Bismillahirrahmanirrahim.
Update on : 01 Agustus 2024
***
Welcome to my imagination.
Vote sebelum baca dan tinggalkan komentar.
Happy reading.
Bagian 58
***
Altaf lekas memasukkan semua barangnya ke dalam koper termasuk baju-baju Nara, karena koper mereka yang jadi satu sehingga Nara pergi hanya membawa tas selempangnya. Setelah beberapa kali teleponnya tidak mendapat balasan dari Nara, ia memutuskan untuk segera pulang menyusul keberadaan istrinya."Gimana Kaf, sudah dapat tiketnya?" tanya Altaf yang sibuk menata kopernya.
Kaffa masih fokus dengan layar ponsel yang ada dalam genggamannya.
"Yaps, aku dapat tiketnya. Tapi untuk penerbangan nanti siang."
"It's okay, yang penting aku bisa nyusulin Nara."
Kaffa meninggalkan Altaf begitu saja, ia mengingat suatu hal yang harus ia selesaikan sebelum meninggalkan tempat itu.
"Kaffa!

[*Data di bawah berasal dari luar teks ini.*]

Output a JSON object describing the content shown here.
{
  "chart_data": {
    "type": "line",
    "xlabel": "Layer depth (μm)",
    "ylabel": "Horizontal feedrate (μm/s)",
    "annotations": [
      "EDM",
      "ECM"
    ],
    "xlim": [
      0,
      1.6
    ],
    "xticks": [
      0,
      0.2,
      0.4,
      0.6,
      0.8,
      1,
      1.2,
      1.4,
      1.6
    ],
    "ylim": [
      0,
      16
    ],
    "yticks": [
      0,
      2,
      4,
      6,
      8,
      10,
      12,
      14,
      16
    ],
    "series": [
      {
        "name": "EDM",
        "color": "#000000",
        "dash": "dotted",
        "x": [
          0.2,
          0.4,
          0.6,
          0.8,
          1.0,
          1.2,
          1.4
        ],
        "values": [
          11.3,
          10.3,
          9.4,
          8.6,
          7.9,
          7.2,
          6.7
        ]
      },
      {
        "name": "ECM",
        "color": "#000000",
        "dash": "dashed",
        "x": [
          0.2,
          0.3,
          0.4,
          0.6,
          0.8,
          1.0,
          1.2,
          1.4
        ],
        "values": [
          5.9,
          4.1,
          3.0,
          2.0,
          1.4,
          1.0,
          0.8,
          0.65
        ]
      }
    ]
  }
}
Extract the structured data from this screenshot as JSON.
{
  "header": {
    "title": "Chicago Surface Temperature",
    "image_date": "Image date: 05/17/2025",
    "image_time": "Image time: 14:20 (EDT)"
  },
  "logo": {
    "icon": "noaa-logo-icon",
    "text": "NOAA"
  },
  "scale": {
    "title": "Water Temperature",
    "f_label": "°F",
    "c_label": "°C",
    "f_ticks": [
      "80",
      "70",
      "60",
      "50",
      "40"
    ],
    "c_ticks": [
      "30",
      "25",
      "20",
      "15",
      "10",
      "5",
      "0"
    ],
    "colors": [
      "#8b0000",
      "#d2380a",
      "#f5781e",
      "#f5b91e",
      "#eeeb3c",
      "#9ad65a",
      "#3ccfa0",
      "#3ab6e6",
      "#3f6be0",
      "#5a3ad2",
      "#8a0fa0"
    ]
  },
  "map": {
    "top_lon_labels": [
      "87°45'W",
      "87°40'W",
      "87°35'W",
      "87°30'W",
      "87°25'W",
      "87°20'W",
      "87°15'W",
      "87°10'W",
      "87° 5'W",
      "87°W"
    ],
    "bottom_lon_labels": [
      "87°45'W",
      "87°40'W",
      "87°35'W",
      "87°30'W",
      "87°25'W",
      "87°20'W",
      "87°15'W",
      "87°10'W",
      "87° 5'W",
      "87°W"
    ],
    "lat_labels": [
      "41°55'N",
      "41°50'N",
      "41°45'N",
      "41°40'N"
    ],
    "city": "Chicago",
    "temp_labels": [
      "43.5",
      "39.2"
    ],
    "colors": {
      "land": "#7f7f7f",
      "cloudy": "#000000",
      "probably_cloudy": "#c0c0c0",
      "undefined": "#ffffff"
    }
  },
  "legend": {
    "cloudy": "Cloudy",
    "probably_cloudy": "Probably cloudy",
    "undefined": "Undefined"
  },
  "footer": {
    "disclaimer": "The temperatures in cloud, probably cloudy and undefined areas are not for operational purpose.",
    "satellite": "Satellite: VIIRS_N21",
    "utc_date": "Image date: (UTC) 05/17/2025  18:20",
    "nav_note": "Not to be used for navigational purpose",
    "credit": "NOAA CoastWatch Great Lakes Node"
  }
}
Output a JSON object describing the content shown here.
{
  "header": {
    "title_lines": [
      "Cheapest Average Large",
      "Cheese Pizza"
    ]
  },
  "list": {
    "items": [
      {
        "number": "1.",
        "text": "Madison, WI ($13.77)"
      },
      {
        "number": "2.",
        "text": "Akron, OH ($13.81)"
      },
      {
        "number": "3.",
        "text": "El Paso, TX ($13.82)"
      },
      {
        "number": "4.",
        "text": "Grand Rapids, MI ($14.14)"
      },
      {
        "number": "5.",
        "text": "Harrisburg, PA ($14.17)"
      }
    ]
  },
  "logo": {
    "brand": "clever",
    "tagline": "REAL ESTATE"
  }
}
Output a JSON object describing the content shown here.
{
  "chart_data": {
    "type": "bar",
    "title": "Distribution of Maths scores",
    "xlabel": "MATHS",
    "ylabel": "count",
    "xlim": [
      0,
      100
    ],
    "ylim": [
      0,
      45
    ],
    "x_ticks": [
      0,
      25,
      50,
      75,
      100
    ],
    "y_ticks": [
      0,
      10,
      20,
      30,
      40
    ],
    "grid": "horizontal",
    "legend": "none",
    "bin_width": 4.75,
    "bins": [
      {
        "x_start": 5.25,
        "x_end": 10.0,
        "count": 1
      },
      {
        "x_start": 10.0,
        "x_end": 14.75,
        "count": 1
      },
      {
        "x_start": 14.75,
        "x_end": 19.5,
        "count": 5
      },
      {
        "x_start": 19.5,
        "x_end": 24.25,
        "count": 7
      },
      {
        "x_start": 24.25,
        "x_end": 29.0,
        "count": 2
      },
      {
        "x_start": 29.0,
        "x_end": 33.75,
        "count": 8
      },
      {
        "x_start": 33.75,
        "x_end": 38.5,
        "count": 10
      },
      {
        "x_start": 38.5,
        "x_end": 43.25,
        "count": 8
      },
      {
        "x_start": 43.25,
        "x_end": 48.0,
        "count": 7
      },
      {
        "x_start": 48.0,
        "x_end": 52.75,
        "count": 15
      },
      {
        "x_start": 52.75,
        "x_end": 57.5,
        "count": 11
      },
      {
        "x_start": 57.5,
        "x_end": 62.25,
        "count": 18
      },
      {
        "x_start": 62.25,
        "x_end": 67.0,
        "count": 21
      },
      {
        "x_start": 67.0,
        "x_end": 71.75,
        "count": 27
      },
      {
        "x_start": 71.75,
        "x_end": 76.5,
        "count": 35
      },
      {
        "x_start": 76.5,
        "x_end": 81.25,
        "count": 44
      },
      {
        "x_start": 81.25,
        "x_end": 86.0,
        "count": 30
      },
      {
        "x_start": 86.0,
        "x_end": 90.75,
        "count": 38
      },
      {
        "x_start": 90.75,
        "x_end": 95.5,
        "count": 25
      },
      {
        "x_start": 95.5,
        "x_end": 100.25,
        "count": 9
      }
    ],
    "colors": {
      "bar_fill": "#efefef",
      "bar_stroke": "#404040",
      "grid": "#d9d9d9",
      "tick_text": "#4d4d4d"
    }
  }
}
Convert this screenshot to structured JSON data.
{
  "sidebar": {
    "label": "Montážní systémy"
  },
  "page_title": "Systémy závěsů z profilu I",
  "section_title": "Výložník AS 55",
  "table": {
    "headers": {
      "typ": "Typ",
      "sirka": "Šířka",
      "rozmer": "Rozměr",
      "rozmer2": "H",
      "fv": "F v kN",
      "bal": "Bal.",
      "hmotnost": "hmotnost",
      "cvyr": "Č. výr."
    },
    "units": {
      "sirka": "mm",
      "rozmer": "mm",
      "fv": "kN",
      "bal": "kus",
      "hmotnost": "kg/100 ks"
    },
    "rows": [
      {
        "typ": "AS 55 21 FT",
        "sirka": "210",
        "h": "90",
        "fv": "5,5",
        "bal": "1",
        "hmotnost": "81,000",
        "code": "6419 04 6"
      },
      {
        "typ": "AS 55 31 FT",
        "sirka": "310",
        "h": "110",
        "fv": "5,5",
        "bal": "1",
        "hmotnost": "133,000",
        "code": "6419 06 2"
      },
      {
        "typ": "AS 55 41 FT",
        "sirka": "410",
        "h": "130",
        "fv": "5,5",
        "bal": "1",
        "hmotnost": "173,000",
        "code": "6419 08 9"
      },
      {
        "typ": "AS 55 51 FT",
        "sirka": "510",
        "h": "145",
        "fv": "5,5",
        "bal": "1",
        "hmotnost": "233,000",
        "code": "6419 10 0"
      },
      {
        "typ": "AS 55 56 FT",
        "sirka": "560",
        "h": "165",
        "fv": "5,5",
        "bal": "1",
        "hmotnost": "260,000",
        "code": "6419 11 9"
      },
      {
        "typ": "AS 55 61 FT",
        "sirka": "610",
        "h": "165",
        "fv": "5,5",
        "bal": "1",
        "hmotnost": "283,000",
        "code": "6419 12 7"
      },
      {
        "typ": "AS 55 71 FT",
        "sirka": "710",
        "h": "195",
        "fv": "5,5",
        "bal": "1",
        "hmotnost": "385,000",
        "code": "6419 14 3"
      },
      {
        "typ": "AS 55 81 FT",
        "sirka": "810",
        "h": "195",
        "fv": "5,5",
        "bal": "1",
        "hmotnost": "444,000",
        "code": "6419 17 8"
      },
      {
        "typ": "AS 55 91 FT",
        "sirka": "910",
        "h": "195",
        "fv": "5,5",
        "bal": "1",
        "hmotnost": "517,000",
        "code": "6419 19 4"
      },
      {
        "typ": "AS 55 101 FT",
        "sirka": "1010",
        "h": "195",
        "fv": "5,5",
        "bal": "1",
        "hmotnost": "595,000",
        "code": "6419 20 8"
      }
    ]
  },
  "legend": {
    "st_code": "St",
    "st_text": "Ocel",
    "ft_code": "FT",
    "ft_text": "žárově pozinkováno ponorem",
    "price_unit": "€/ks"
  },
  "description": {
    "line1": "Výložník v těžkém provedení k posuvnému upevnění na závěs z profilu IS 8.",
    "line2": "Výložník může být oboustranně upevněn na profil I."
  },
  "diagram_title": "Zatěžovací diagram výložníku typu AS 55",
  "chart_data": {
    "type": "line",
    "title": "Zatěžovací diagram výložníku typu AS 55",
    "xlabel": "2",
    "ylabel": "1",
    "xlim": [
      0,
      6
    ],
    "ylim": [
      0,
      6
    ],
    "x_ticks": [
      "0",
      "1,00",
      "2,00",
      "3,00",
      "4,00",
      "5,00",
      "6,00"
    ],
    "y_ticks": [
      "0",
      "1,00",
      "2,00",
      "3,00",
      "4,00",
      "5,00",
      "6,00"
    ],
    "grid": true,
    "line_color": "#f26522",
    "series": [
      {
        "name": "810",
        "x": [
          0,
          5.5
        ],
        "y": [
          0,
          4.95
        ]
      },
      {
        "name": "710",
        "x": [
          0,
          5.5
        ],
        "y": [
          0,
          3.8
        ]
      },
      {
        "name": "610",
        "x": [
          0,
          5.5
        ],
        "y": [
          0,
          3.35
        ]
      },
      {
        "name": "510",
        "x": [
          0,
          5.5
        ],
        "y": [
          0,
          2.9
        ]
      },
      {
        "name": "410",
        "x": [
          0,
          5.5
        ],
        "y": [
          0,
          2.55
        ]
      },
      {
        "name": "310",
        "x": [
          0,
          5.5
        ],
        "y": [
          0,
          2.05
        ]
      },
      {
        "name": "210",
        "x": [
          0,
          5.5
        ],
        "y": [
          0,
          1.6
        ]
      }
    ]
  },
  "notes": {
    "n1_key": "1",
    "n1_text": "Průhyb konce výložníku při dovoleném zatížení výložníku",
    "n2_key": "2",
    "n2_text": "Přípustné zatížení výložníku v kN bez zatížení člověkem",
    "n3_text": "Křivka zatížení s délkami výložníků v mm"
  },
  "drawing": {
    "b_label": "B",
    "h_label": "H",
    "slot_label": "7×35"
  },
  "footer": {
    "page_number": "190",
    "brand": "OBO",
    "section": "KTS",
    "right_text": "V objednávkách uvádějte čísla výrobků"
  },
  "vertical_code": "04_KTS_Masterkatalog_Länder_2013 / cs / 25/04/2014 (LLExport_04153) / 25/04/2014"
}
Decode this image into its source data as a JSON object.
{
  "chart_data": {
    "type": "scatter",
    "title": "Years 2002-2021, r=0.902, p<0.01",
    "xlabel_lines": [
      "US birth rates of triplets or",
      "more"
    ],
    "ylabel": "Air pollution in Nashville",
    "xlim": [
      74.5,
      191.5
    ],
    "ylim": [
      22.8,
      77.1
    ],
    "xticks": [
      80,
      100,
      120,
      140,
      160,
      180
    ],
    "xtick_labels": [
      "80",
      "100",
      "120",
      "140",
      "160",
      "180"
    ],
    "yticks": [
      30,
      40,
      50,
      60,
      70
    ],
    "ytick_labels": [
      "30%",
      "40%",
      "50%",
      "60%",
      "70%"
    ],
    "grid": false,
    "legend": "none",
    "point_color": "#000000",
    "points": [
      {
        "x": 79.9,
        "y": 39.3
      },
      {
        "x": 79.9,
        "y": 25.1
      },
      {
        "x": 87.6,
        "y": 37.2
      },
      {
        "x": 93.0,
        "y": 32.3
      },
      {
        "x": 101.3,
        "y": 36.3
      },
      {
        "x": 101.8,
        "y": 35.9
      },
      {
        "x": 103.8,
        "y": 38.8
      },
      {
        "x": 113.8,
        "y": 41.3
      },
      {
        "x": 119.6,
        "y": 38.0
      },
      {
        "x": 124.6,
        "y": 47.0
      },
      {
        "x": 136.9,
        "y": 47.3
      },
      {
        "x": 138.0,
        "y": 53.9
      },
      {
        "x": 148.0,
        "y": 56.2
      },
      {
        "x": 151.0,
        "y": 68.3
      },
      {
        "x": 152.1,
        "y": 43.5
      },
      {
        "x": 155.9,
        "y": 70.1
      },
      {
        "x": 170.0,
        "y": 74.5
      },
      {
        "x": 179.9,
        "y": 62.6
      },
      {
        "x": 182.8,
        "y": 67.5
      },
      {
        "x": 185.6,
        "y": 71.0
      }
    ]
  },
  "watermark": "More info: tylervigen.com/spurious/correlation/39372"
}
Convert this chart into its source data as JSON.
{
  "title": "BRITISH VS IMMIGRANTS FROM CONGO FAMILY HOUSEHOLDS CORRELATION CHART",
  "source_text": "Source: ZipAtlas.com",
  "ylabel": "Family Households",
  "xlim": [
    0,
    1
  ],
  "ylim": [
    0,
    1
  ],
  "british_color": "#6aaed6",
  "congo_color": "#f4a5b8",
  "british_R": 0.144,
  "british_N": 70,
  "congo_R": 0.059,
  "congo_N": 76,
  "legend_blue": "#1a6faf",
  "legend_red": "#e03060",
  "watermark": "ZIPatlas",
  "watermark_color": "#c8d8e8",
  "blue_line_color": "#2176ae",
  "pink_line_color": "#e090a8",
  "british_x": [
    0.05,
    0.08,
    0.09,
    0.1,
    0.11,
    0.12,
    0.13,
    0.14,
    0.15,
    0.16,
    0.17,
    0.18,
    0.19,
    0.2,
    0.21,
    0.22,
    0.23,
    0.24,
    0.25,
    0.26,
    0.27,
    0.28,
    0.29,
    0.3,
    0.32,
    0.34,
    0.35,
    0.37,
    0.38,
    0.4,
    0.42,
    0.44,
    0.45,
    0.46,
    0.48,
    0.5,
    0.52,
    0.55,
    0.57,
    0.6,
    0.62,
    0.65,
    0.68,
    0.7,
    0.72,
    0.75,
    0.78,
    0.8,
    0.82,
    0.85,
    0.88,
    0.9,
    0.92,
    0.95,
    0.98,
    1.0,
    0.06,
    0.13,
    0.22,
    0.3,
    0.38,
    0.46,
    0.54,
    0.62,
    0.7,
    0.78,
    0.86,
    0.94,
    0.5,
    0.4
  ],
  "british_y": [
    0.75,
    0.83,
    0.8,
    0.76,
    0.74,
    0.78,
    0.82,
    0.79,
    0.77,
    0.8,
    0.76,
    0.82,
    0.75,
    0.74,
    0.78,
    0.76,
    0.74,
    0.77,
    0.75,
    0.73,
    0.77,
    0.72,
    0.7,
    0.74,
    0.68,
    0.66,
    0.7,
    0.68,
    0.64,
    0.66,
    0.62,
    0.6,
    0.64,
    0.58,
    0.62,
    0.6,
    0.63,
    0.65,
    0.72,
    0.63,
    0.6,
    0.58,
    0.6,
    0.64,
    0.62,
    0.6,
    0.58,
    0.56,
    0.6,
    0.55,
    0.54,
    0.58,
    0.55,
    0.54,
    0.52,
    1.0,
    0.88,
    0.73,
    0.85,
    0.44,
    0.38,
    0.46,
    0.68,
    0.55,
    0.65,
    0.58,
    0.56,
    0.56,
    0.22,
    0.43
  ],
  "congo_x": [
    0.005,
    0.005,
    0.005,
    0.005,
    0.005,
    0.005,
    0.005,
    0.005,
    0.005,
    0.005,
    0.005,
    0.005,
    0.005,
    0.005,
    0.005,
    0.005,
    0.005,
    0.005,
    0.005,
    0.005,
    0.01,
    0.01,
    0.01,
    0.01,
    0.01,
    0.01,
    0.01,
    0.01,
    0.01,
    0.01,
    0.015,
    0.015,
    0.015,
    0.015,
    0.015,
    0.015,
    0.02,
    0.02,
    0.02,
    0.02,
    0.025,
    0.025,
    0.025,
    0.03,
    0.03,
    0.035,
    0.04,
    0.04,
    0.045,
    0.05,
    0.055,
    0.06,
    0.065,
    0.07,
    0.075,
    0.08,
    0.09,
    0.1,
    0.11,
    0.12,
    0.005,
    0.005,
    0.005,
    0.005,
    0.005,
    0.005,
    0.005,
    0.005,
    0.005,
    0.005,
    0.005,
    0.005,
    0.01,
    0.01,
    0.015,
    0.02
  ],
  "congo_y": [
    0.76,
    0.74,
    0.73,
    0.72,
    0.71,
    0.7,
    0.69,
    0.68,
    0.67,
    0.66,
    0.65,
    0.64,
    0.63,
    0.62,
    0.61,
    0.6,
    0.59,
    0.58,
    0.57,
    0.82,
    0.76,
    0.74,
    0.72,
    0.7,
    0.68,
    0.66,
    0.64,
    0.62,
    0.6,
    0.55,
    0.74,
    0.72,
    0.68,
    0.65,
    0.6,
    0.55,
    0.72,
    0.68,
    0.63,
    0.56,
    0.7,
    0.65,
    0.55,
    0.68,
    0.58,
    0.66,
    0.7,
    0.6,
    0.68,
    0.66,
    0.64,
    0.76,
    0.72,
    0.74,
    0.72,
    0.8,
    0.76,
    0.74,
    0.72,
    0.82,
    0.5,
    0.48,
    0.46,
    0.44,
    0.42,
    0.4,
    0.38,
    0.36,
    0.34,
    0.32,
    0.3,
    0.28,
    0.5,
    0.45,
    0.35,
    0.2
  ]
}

Lo mau kemana?!" teriak Altaf yang melihat tubuh Kaffa hampir menghilang dari balik pintu.
"Ada urusan penting."
Altaf diam-diam mengikuti Kaffa, karena sejak tadi malam tingkahnya sangat mencurigakan sekali. Bisa jadi dia dalang di balik kekacauan yang terjadi saat ini. Ada fakta yang mendukung bahwa Kaffa yang telah melakukan ini semua. Terlihat dari keberadaan Kaffa yang secara kebetulan berada di tempat yang sama dengan Nara tadi malam. Dengan sengaja Kaffa cuci tangan agar seolah-olah dia sebagai pahlawan bagi Nara, dan terlepas dari tuduhan.
Dari kejauhan Kaffa terlihat sedang mengobrol dengan salah satu pelayan cafe yang menjadi tempat Nara hampir ditusuk semalam.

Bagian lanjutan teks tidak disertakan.